Ровно в восемь на углу показалась шумная компания немецких офицеров. С ними были две молодые женщины. Паша пристально всмотрелась в приближавшихся и сразу узнала того, кого они ждали.
— Справа крайний, ведет под руку девушку в зеленом платье, — шепнула она Громову. В горле сперло дыхание. Никогда раньше Паше не приходилось участвовать в акте мести. Она выполняла всякие поручения, но такое — впервые.
— Их больше, чем нужно, — отозвался Громов, четко чеканя каждое слово. — Придется обождать.
Подпольщики были готовы отложить «встречу» с Людвигом. Но тут немец поклонился, видимо, попросил извинения у спутниц, остановился, поманил пальцем шагавшего вблизи жандарма. Офицеры и девушки прошли в ресторан, а Людвиг что-то говорил патрулю, стоявшему по стойке «смирно».

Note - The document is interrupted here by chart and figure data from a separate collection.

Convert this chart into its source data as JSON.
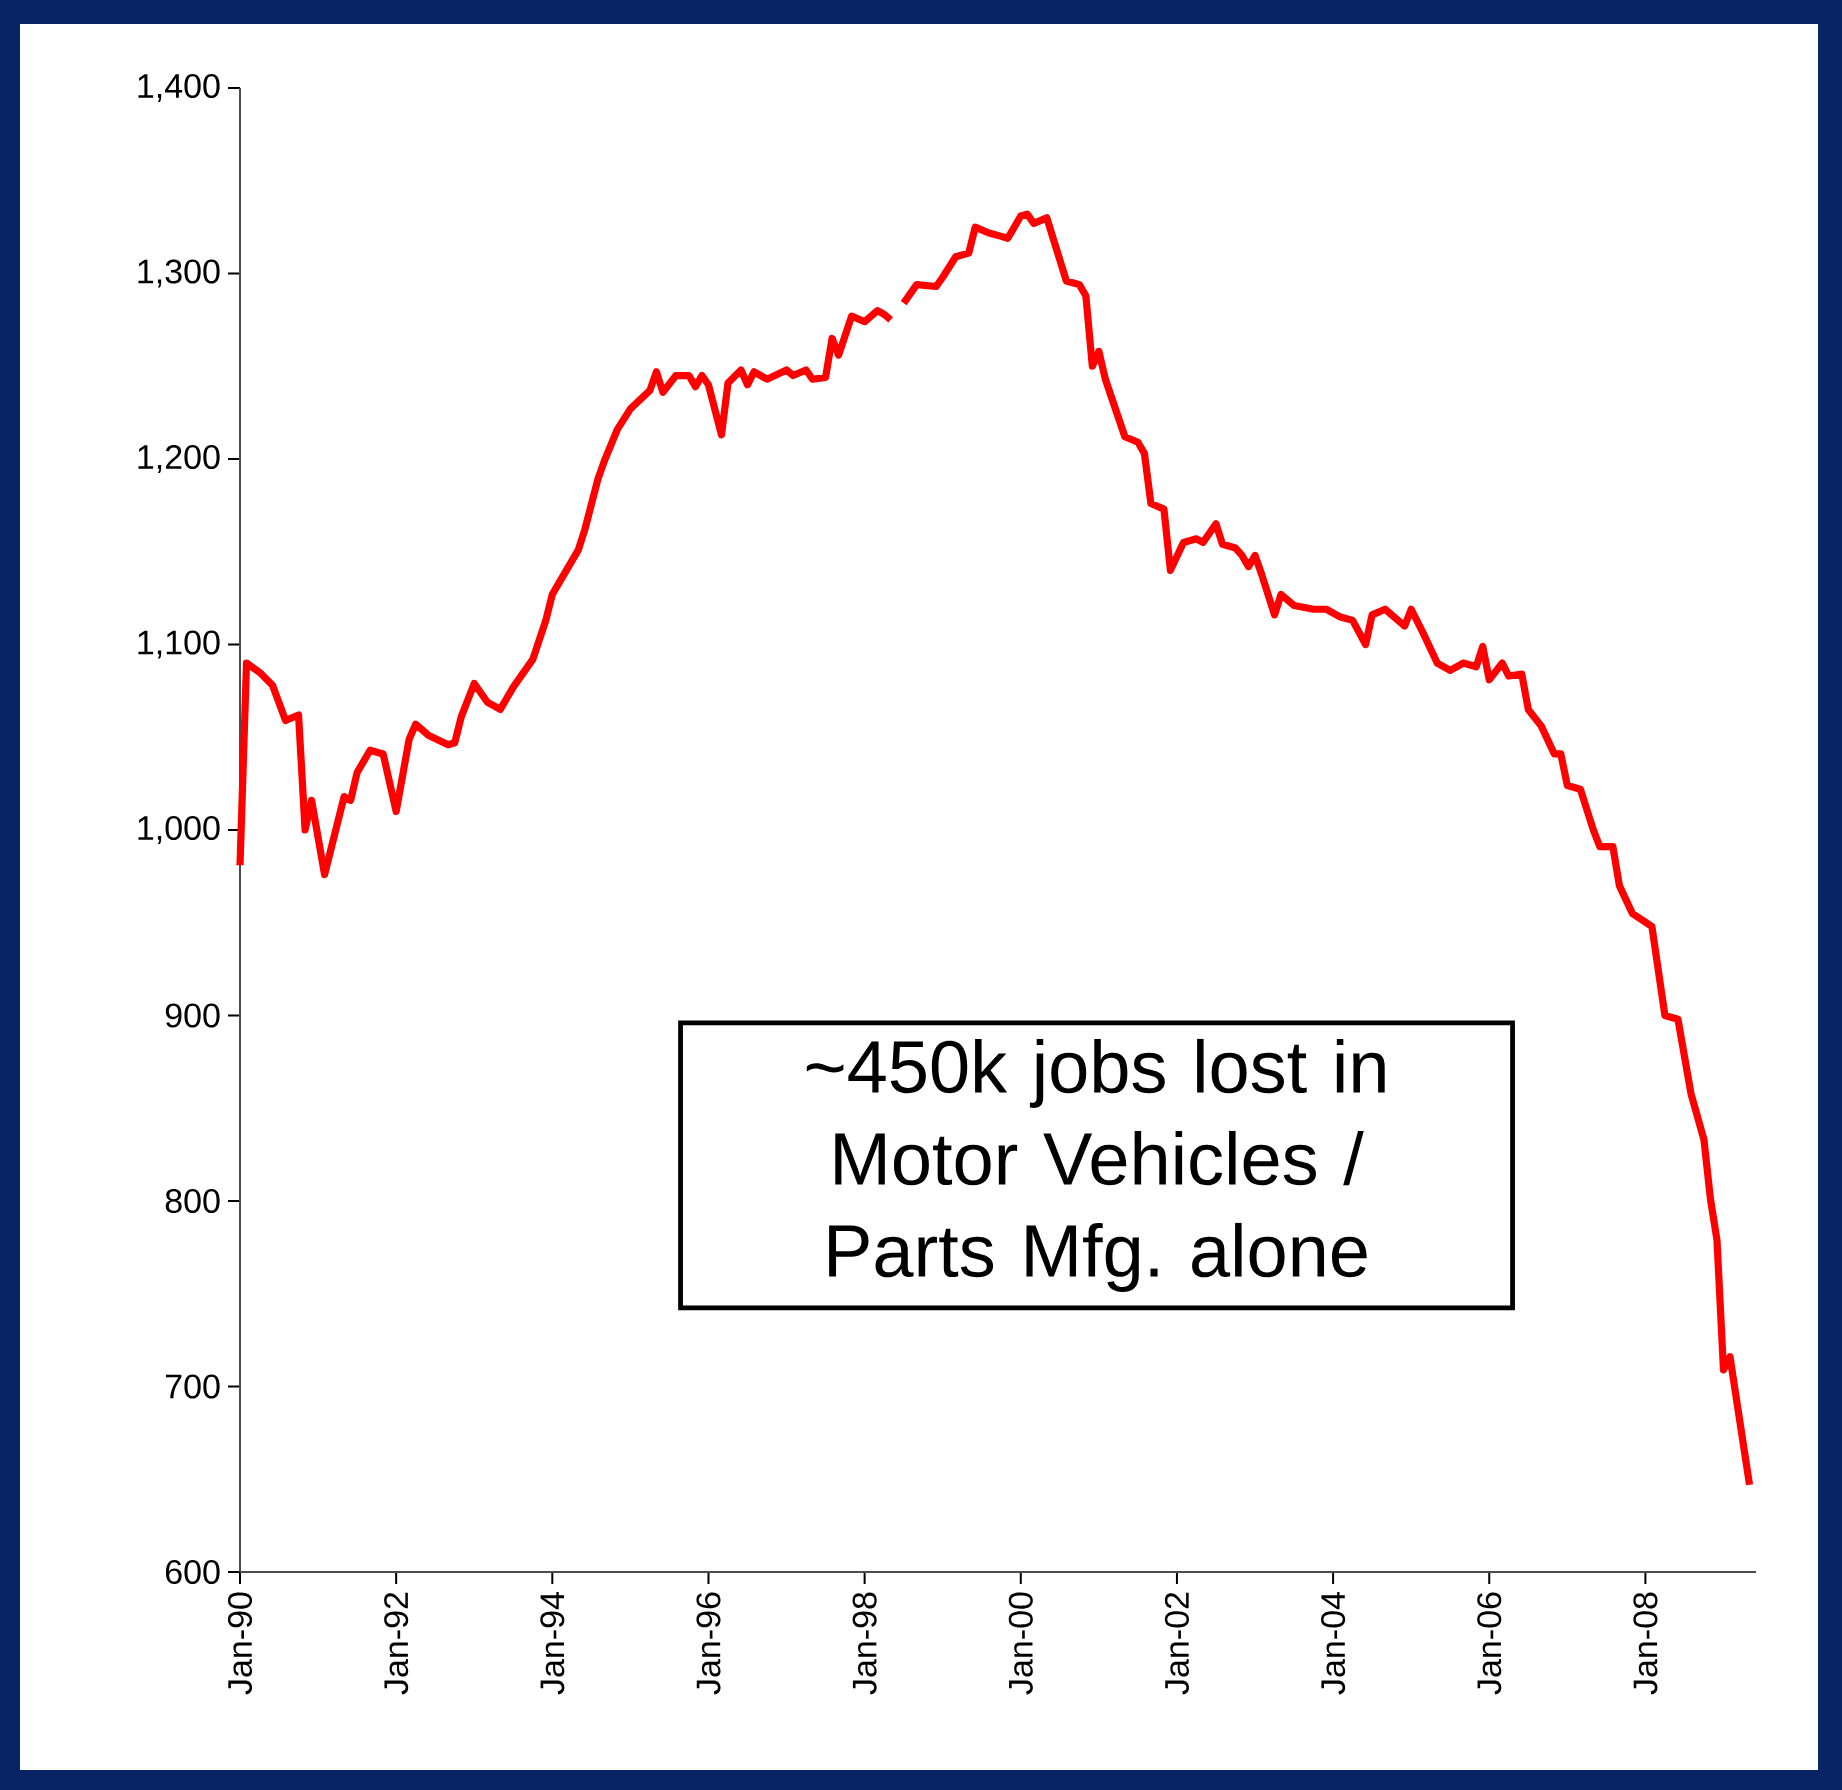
{
  "chart_data": {
    "type": "line",
    "x": [
      "1990-01",
      "1990-02",
      "1990-04",
      "1990-06",
      "1990-08",
      "1990-10",
      "1990-11",
      "1990-12",
      "1991-02",
      "1991-05",
      "1991-06",
      "1991-07",
      "1991-09",
      "1991-11",
      "1992-01",
      "1992-03",
      "1992-04",
      "1992-06",
      "1992-09",
      "1992-10",
      "1992-11",
      "1993-01",
      "1993-03",
      "1993-05",
      "1993-07",
      "1993-10",
      "1993-12",
      "1994-01",
      "1994-05",
      "1994-06",
      "1994-08",
      "1994-09",
      "1994-11",
      "1995-01",
      "1995-04",
      "1995-05",
      "1995-06",
      "1995-08",
      "1995-10",
      "1995-11",
      "1995-12",
      "1996-01",
      "1996-03",
      "1996-04",
      "1996-06",
      "1996-07",
      "1996-08",
      "1996-10",
      "1997-01",
      "1997-02",
      "1997-04",
      "1997-05",
      "1997-07",
      "1997-08",
      "1997-09",
      "1997-11",
      "1998-01",
      "1998-03",
      "1998-04",
      "1998-05",
      "1998-06",
      "1998-07",
      "1998-09",
      "1998-12",
      "1999-01",
      "1999-03",
      "1999-05",
      "1999-06",
      "1999-08",
      "1999-10",
      "1999-11",
      "2000-01",
      "2000-02",
      "2000-03",
      "2000-05",
      "2000-08",
      "2000-10",
      "2000-11",
      "2000-12",
      "2001-01",
      "2001-02",
      "2001-05",
      "2001-07",
      "2001-08",
      "2001-09",
      "2001-11",
      "2001-12",
      "2002-02",
      "2002-04",
      "2002-05",
      "2002-07",
      "2002-08",
      "2002-10",
      "2002-11",
      "2002-12",
      "2003-01",
      "2003-02",
      "2003-04",
      "2003-05",
      "2003-07",
      "2003-10",
      "2003-12",
      "2004-02",
      "2004-04",
      "2004-06",
      "2004-07",
      "2004-09",
      "2004-12",
      "2005-01",
      "2005-03",
      "2005-05",
      "2005-07",
      "2005-09",
      "2005-11",
      "2005-12",
      "2006-01",
      "2006-03",
      "2006-04",
      "2006-06",
      "2006-07",
      "2006-09",
      "2006-11",
      "2006-12",
      "2007-01",
      "2007-03",
      "2007-05",
      "2007-06",
      "2007-08",
      "2007-09",
      "2007-11",
      "2008-02",
      "2008-04",
      "2008-06",
      "2008-08",
      "2008-10",
      "2008-11",
      "2008-12",
      "2009-01",
      "2009-02",
      "2009-03",
      "2009-05"
    ],
    "series": [
      {
        "color": "#ff0000",
        "values": [
          981,
          1090,
          1085,
          1078,
          1059,
          1062,
          1000,
          1016,
          976,
          1018,
          1016,
          1031,
          1043,
          1041,
          1010,
          1049,
          1057,
          1051,
          1046,
          1047,
          1061,
          1079,
          1069,
          1065,
          1077,
          1092,
          1113,
          1127,
          1151,
          1162,
          1189,
          1199,
          1216,
          1227,
          1237,
          1247,
          1236,
          1245,
          1245,
          1239,
          1245,
          1240,
          1213,
          1241,
          1248,
          1240,
          1247,
          1243,
          1248,
          1245,
          1248,
          1243,
          1244,
          1265,
          1256,
          1277,
          1274,
          1280,
          1278,
          1275,
          null,
          1284,
          1294,
          1293,
          1298,
          1309,
          1311,
          1325,
          1322,
          1320,
          1319,
          1331,
          1332,
          1327,
          1330,
          1296,
          1294,
          1288,
          1250,
          1258,
          1243,
          1212,
          1209,
          1203,
          1176,
          1173,
          1140,
          1155,
          1157,
          1155,
          1165,
          1154,
          1152,
          1148,
          1142,
          1148,
          1138,
          1116,
          1127,
          1121,
          1119,
          1119,
          1115,
          1113,
          1100,
          1116,
          1119,
          1110,
          1119,
          1105,
          1090,
          1086,
          1090,
          1088,
          1099,
          1081,
          1090,
          1083,
          1084,
          1065,
          1056,
          1041,
          1041,
          1024,
          1022,
          1000,
          991,
          991,
          970,
          955,
          948,
          900,
          898,
          858,
          833,
          801,
          779,
          709,
          716,
          693,
          647
        ]
      }
    ],
    "xlim": [
      "1990-01",
      "2009-06"
    ],
    "xticks": [
      {
        "value": "1990-01",
        "label": "Jan-90"
      },
      {
        "value": "1992-01",
        "label": "Jan-92"
      },
      {
        "value": "1994-01",
        "label": "Jan-94"
      },
      {
        "value": "1996-01",
        "label": "Jan-96"
      },
      {
        "value": "1998-01",
        "label": "Jan-98"
      },
      {
        "value": "2000-01",
        "label": "Jan-00"
      },
      {
        "value": "2002-01",
        "label": "Jan-02"
      },
      {
        "value": "2004-01",
        "label": "Jan-04"
      },
      {
        "value": "2006-01",
        "label": "Jan-06"
      },
      {
        "value": "2008-01",
        "label": "Jan-08"
      }
    ],
    "ylim": [
      600,
      1400
    ],
    "yticks": [
      600,
      700,
      800,
      900,
      {
        "value": 1000,
        "label": "1,000"
      },
      {
        "value": 1100,
        "label": "1,100"
      },
      {
        "value": 1200,
        "label": "1,200"
      },
      {
        "value": 1300,
        "label": "1,300"
      },
      {
        "value": 1400,
        "label": "1,400"
      }
    ],
    "annotations": [
      "~450k jobs lost in Motor Vehicles / Parts Mfg. alone"
    ]
  }
}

— Немедленно уходи к Игорю, — приказал Паше Громов, — встретимся завтра в парке.
Медлить было нельзя, случай самый подходящий. Паша мысленно пожелала товарищам благополучного исхода операции и повернула в обратную сторону. Громов с чуть побледневшим лицом ускорил шаг к месту, где стоял немец. Как Паше хотелось обернуться, посмотреть на отважного коммуниста в минуты такого напряжения! Но это исключалось, на это могли обратить внимание. А вот и Виктор, на душе немного отлегло.
— Громов приказал побыстрее выйти из зоны ресторана, идем!
Между Громовым и говорившим немцем дистанция сокращалась. Их разделяли всего несколько шагов. Громов четко расслышал, как офицер спросил, все ли понял жандарм. Тот уже вытянул вперед руку и застыл в приветствии. Громов выхватил пистолет и трижды выстрелил. Два раза в грудь Людвига, а третий — в живот жандарма. Затем несколькими прыжками он перескочил улицу и оказался в темном переулке, тут пересек двор, выбрался на противоположную сторону и устремился к центральной улице.
Паника у ресторана поднялась невообразимая. Немцы узнали о происшествии спустя две минуты. Многие выбежали с пистолетами в руках. Поднялась беспорядочная стрельба. Переулок и улица огласились окриками, кто-то пытался командовать, но ничего из этого не получалось.
Подбежал второй патруль, вскоре подъехала машина с гестаповцами. Но Громов и его попутчики уже были далеко.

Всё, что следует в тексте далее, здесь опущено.